Yesterday, Eli Lilly announced the acquisition of biotech company Centesa for a total transaction scale of $7.8 billion, boosting the US biotech index by 7.5% in a single day. The global innovative drug market also responded positively, with the Hang Seng Innovation Drug Index soaring over 8%, approaching the high point set on January 14 this year. In the A-share market, CXO popular stocks like Kelai Ying hit two consecutive limits, and Rongchang Biotech, Xinlitao, Wanbond, and Yuandong Biotech hit new historical highs during trading. Stocks like Guangsheng Tang and Ruizhi Pharmaceuticals also hit the daily limit. Besides the significant valuation re-rating driven by Lilly’s major acquisition, the sustained rapid growth of BD (business development) funding effectively alleviates financing pressures for domestic innovative drug companies and indirectly benefits related stocks in the secondary market.

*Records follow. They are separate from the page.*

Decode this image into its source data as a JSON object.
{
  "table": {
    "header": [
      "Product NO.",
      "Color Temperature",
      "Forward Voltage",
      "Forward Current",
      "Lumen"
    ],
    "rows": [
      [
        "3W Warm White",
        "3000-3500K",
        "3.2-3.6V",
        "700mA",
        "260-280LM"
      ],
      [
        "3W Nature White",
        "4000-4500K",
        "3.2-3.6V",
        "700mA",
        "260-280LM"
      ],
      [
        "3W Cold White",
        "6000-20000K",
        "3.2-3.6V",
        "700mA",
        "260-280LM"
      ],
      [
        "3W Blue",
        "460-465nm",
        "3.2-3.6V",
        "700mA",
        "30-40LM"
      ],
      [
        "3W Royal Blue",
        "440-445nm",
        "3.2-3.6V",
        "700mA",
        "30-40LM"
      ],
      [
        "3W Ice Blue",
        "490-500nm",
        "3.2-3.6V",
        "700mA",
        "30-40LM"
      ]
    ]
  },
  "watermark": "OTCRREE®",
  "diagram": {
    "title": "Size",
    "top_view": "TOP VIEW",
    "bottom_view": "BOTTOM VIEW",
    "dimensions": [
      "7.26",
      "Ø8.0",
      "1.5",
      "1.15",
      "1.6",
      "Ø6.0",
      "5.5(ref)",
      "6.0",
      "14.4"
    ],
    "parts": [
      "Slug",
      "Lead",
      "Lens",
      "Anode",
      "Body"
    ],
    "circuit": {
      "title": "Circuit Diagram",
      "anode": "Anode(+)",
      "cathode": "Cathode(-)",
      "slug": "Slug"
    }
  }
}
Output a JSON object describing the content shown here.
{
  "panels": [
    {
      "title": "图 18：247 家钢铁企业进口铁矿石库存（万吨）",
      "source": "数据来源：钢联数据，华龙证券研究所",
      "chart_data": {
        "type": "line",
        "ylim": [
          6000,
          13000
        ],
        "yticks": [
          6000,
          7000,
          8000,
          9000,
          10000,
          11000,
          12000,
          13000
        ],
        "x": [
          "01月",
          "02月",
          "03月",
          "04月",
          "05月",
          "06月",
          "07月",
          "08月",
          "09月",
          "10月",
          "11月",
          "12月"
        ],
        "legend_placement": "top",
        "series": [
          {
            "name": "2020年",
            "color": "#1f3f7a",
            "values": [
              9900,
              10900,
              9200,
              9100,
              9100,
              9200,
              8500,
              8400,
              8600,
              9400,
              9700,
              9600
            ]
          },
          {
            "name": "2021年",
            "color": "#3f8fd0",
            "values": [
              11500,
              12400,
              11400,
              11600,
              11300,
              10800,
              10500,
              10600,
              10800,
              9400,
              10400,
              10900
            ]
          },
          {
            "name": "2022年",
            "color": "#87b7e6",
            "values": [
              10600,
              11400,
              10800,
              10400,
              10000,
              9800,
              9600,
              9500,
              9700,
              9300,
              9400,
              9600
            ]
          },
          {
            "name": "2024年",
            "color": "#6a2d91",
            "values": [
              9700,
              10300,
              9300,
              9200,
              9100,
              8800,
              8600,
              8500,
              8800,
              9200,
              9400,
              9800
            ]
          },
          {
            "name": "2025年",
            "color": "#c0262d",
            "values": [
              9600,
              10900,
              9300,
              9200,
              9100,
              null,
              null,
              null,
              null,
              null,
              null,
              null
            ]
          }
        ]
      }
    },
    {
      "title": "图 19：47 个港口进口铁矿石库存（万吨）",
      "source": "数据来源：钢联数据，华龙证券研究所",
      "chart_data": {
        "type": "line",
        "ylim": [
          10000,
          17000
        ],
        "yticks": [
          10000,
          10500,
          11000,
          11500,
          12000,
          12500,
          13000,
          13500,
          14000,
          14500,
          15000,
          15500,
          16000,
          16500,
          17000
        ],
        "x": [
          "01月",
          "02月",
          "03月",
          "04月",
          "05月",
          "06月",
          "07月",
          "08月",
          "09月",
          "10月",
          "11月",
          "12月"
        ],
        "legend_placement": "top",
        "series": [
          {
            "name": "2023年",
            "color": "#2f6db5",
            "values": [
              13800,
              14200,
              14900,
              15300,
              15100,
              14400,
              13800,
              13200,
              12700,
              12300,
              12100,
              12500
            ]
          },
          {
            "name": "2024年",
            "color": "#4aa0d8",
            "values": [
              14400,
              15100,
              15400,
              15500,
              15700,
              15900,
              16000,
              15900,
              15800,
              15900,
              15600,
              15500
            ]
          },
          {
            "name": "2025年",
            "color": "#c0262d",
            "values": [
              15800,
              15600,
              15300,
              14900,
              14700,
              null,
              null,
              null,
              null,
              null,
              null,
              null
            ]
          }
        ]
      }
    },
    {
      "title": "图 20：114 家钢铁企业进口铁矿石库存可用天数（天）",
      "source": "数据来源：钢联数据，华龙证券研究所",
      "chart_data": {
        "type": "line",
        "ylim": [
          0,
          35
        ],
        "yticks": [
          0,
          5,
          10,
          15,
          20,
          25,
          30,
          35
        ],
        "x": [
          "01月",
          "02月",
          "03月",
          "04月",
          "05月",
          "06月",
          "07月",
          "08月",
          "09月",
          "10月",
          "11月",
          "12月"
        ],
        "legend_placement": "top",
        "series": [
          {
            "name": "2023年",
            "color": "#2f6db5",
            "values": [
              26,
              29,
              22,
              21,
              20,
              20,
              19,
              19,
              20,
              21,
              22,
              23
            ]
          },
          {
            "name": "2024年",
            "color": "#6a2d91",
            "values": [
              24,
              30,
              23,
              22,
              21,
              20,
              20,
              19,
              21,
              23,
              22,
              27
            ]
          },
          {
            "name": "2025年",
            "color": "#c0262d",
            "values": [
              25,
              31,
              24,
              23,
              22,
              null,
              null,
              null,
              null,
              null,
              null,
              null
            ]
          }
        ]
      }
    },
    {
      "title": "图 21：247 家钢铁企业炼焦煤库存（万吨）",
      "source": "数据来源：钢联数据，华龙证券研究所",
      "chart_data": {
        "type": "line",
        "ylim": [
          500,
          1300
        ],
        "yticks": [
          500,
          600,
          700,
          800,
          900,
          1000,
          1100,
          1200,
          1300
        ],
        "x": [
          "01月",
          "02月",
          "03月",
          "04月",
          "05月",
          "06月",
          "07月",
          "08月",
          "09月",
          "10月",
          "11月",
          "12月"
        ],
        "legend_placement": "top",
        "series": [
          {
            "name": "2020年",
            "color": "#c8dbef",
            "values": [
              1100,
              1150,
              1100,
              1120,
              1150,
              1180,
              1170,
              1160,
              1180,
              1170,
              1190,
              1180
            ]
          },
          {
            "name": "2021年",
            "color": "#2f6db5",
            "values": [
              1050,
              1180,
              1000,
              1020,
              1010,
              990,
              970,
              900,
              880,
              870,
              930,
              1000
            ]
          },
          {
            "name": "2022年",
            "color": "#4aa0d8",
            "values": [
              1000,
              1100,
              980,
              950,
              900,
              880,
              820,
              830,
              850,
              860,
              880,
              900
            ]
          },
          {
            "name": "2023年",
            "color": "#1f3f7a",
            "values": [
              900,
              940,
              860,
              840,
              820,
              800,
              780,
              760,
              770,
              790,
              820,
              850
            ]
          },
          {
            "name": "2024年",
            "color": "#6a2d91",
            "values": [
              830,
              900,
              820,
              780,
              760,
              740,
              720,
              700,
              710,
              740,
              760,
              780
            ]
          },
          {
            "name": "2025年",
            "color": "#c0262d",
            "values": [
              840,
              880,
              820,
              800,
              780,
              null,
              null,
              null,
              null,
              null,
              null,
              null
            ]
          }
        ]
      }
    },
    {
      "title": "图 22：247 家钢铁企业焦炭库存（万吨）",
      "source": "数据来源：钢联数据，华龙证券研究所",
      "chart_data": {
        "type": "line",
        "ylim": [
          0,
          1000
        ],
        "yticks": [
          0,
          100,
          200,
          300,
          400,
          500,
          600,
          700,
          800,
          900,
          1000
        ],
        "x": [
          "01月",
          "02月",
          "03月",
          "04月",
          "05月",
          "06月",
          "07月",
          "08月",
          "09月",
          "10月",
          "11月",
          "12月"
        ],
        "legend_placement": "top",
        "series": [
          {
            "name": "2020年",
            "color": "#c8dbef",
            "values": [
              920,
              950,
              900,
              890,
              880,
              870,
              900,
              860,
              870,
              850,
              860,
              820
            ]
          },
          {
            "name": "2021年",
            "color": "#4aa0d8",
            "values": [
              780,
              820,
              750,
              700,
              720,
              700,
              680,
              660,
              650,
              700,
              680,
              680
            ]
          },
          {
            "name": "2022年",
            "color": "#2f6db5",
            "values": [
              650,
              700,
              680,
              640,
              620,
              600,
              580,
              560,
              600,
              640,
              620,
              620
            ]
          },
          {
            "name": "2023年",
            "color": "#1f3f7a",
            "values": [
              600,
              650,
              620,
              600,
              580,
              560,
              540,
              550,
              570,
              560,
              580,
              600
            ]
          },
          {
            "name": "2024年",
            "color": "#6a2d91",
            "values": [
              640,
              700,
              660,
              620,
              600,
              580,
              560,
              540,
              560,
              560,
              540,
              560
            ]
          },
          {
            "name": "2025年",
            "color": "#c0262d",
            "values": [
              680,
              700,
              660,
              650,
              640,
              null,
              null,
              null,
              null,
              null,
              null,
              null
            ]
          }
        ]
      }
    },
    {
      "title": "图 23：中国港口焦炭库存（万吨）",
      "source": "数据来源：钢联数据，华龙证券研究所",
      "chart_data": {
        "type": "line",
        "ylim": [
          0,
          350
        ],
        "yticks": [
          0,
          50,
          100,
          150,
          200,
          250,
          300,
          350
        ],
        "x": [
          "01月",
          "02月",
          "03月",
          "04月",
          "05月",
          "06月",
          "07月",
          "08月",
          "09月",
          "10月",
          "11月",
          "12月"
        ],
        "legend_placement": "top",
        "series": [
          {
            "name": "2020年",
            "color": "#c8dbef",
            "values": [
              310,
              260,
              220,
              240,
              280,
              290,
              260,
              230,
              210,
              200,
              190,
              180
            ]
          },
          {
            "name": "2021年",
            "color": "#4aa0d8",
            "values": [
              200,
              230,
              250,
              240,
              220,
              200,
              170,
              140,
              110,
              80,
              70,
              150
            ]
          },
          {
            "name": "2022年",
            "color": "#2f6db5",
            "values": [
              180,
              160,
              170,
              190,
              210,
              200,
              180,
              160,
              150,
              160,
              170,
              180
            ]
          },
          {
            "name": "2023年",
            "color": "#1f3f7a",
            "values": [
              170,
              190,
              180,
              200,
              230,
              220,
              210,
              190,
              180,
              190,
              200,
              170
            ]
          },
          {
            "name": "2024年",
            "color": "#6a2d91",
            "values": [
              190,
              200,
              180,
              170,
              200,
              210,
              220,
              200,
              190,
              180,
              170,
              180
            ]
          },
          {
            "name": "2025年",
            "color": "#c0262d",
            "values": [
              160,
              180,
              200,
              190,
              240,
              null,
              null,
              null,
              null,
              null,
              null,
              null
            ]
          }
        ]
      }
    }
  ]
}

In the second quarter, two major conferences for the innovative drug industry will be held: the AACR 2026 Annual Meeting in mid-month and the ASCO 2026 Annual Meeting at the end of the month. For high-quality targets that have announced major clinical data at these conferences, active exploration remains promising.
Market Outlook
Supported by the overnight US stock rally and the broad gains in Japan, South Korea, and other neighboring markets this morning, the A-share market opened with a broad rally in April. However, behind this rally, market bullishness remains restrained. First, the three major indices showed significantly narrowed fluctuations throughout the day; the Shanghai Composite barely recovered the gap left from last Monday before entering a consolidation phase. Second, the total trading volume across both markets only slightly increased, barely exceeding 2 trillion yuan. Third, doubts remain about whether the Middle East tensions will truly ease this month and about the earnings performance of listed companies. Based on recent active rotation in oversold sectors like innovative drugs, AI applications, and consumer sectors, funds are still in a “trial-and-error” phase. Therefore, the current market style remains chaotic. As the Shanghai Composite gradually approaches the 20-day moving average and the 4,000-point mark, the risk of some short-term funds taking profits should be noted.